On Thu, May 19, 2011 at 03:22:18AM +0100, Ben Bacarisse wrote:
[snip]
Ok, here's a quick and dirty hack that measures a highly contrived
scenario. This code first allocates two arenas of different size, and
then ping-pongs the allocations between the two arenas for a defined
number of iterations. Then, I do more or less the same thing with
malloc.y
The preliminary results show that my special-purpose allocator is 2-3
times faster than glibc malloc. Not quite and order-of-magnitude
difference in performance (unless you think in base-2), but very
acceptable. In some programs there may be a larger difference in
performance becuase of reduceed memory fragmentation or reduced
overall memory use. I do not plan to isolate those factors at this
time to measure their effect.
Code is compiled with "gcc -O0 -o arena_test arena_test.c -lrt"
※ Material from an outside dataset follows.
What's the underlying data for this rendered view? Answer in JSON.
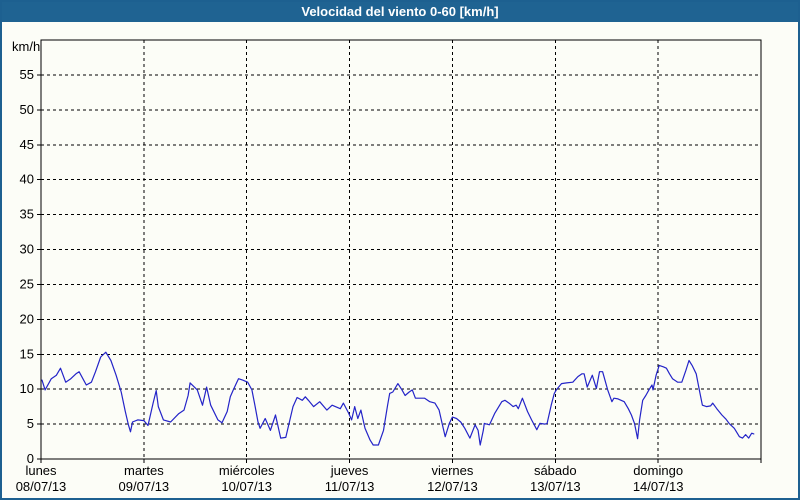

The test platform here is an Intel Atom netbook running at 1.333GHz,
1G RAM, OpenSuSE 11.4, libc-2.11.3, gcc 4.5.1 20101208.
Typical result:
[31/22:32] nb
ts/10 stevet ~/stuff/src/libs/tools/test: ./arena_test
Arena: Iterations: 100000; elapsed CPU time (msec): 39181
Malloc: Iterations: 100000; elapsed CPU time (msec): 107265
Code follows:
#include <stdio.h>
#include <malloc.h>
#include <stdlib.h>
#include <time.h>
#include <sys/time.h>
#define TEST_SIZE 1024 * 1024
#define ITERATIONS 100000
#define DIFFERENCE 5
struct arena_head_s {
int obj_size;
int arena_size;
unsigned char *
arena;
int free;
int free_list;
};
typedef struct arena_head_s arena_head;
#define arena_obj_addr(x, n) ((void *) &x->arena[n * x->obj_size])
arena_qa(arena_head *x)
{
int n;
n = x->free_list;
if(n != -1) {
x->free_list = *((int *) arena_obj_addr(x, n));
x->free--;
}
return(n);
}
void arena_free(arena_head *p, int n)
{
*((int *) arena_obj_addr(p, n)) = p->free_list;
p->free_list = n;
p->free++;
return;
}
arena_head * arena_creat(size_t s, int n)
{
arena_head * h;
int i;
h = malloc(sizeof(arena_head));
if(h == NULL) {
perror("malloc()");
exit(1);
}
h->obj_size = s;
h->arena_size = n;
h->free = n;
h->arena = malloc(s * n);
if(h->arena == NULL) {
perror("malloc()");
exit(1);
}
h->free_list = 0;
for(i = 0; i < n; i++)
*((int *) arena_obj_addr(h, i)) = i + 1;
*((int *) arena_obj_addr(h, i)) = -1;
return(h);
}
typedef unsigned long long int T64;
#define processcputime(p) \
{ \
T64 * t = p; \
struct timespec T; \
\
if (clock_gettime(CLOCK_PROCESS_CPUTIME_ID, &T) == -1) { \
perror("clock_gettime()"); \
exit(1); \
} \
\
*t = ((T64)T.tv_sec) * 1000000LL + ((T64) T.tv_nsec / 1000); \
}
struct test_load_s {
int ref;
int data;
};
typedef struct test_load_s test_load;
void work(test_load *p)
{
if(!p) {
perror("null ptr");
exit(1);
}
p->ref++;
p->data = (int) p % 4 * rand();
return;
}
int main(int argc, char ** argv)
{
arena_head *h1, *h2;
T64 start, end;
int i, n;
test_load *p;
processcputime(&start);
h1 = arena_creat(sizeof(test_load), TEST_SIZE);
h2 = arena_creat(sizeof(test_load) + DIFFERENCE, TEST_SIZE);
if(!h1 || !h2) {
perror("arenas");
exit(1);
}
processcputime(&start);
for(i = 0; i < ITERATIONS; i++) {
n = arena_qa(h1);
if(n == -1) {
perror("Ooops.");
exit(1);
}
work(arena_obj_addr(h1, n));
n = arena_qa(h2);
if(n == -1) {
perror("Ooops 2.");
exit(1);
}
work(arena_obj_addr(h2, n));
}
processcputime(&end);
fprintf(stdout, "Arena: Iterations: %ld; elapsed CPU time (msec): %ld\n", ITERATIONS, (end - start));
processcputime(&start);
for(i = 0; i < ITERATIONS; i++) {
p = malloc(sizeof(test_load));
if(!p) {
perror("malloc()");
exit(1);
}
work(p);
p = malloc(sizeof(test_load) + DIFFERENCE);
if(!p) {
perror("malloc2()");
exit(1);
}
work(p);
}
processcputime(&end);
fprintf(stdout, "Malloc: Iterations: %ld; elapsed CPU time (msec): %ld\n", ITERATIONS, (end - start));
exit(0);
}
Regards,
Uncle Steve